Marpa with his student Milarepa below left and Gampopa below right

Marpa with his student Milarepa below left and Gampopa below right

The Karma Kagyu school forms part of the Dakpo Kagyu tradition of Tibetan Buddhism, which was established in the eleventh and twelfth centuries C.E. by the three masters, Marpa the translator (1012 – 1097), student of the Indian siddhas Naropa and Maitripa, his disciple Milarepa (1040 – 1123) and the latter’s disciple Gampopa (1079 – 1153) who was heir to both the tantric teachings of Marpa and Milarepa’s lineage and the sutra teachings of the Kadam school. After Gampopa’s death, the tradition split into four principal branches; Karma, Baram, Tshalpa and Phakmo Dru, from the last of which eight sub-sects subsequently emerged. Under the leadership of seventeen incarnations of the Karmapa Lama, the Karma Kagyu has been the most powerful of the four chief lines of the Kagyu.
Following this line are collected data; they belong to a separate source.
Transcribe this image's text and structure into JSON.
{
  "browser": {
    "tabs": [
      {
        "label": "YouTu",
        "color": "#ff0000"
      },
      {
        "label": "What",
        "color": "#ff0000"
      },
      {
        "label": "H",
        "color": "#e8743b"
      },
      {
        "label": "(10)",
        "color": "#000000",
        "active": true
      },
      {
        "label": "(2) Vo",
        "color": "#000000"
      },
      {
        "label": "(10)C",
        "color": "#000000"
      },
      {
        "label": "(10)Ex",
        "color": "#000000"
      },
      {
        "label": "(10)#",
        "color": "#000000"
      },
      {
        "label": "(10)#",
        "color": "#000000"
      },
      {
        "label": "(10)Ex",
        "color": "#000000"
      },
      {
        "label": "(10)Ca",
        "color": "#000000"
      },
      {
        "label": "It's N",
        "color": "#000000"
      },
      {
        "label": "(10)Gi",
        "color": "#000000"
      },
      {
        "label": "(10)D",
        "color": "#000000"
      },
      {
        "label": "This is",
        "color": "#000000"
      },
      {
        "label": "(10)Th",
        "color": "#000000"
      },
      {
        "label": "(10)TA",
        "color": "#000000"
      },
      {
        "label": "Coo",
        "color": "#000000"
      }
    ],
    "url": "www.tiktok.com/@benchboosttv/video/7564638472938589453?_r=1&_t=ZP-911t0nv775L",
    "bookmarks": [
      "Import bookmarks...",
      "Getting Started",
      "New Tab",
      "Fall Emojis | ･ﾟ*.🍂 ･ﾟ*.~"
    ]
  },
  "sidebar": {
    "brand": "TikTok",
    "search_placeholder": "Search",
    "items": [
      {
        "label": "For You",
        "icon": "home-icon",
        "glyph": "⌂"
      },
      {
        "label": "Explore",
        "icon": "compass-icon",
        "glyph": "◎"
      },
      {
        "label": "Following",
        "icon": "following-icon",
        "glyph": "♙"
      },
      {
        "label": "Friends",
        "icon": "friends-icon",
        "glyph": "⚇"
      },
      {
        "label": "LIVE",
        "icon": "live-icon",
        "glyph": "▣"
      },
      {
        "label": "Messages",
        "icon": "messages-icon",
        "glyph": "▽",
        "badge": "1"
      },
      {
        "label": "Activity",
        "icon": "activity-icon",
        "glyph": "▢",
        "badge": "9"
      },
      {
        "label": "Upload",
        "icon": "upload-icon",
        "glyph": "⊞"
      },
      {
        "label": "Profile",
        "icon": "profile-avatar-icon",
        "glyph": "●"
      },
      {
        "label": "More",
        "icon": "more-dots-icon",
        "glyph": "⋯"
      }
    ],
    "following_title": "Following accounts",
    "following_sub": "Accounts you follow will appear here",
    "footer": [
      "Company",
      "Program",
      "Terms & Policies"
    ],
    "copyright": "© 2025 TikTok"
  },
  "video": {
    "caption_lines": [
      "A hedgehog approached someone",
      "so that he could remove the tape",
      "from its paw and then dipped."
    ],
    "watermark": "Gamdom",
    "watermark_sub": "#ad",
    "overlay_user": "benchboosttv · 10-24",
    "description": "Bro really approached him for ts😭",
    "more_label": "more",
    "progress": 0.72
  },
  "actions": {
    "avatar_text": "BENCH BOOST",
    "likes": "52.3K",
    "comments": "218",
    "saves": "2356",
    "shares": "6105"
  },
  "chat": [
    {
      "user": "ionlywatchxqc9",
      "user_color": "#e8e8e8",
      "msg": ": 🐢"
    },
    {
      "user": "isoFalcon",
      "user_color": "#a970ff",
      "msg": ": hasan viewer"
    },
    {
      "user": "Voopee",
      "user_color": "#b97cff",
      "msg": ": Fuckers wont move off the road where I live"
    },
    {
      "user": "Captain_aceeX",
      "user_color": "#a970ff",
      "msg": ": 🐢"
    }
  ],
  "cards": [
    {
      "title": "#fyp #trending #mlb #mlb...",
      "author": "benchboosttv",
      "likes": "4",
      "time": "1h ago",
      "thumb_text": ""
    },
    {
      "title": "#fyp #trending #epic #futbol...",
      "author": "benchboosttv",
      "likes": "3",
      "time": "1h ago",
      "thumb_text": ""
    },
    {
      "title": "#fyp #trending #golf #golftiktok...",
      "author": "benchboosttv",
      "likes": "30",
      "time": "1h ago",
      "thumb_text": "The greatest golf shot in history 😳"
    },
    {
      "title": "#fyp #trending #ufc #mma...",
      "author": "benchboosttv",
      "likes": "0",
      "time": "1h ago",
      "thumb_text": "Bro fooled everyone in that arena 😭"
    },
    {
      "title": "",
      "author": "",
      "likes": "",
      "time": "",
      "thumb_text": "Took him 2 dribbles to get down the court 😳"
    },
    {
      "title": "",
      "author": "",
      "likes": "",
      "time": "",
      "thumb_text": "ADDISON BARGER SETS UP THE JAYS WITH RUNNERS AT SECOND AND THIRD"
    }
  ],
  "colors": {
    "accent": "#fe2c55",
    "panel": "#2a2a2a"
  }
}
The most prized teachings of the Karma Kagyu tradition have been the cycles of mahamudra (‘great seal’), derived principally from Maitripa, and the ‘six doctrines’ derived from Naropa. Although the Kagyu tradition is especially famed for its emphasis on meditation, it has also produced talented scholars such as the third Karmapa, Ranjung Dorje (1284 – 1339), the eighth Karmapa, Mikyo Dorje (1507 – 1554) and Jamgon Kongtrul (1811 – 1899). This last master is particularly renowned for his propagation of the Zhentong Madhyamaka philosophical view, which has found many exponents in the Karma Kagyu school, and which Karma Thinley Rinpoche and Lama Jampa Thaye have both received detailed teachings on.

His Holiness the sixteenth Gyalwa Karmapa, Rigpé Dorje (1923 – 1981) visited our Manchester centre, Kagyu Ling, in Manchester in 1977 at the invitation of Karma Thinley Rinpoche and Lama Jampa Thaye. To date His Holiness the Seventeenth Karmapa Thrinley Thaye Dorje has visited Dechen centres on two occasions.

In addition, the 14th Kunzig Shamar Rinpoche (1952 – 2014), the second most senior lama of the Kagyu tradition, made a historic visit to Kagyu Ling at the begining of June 2014.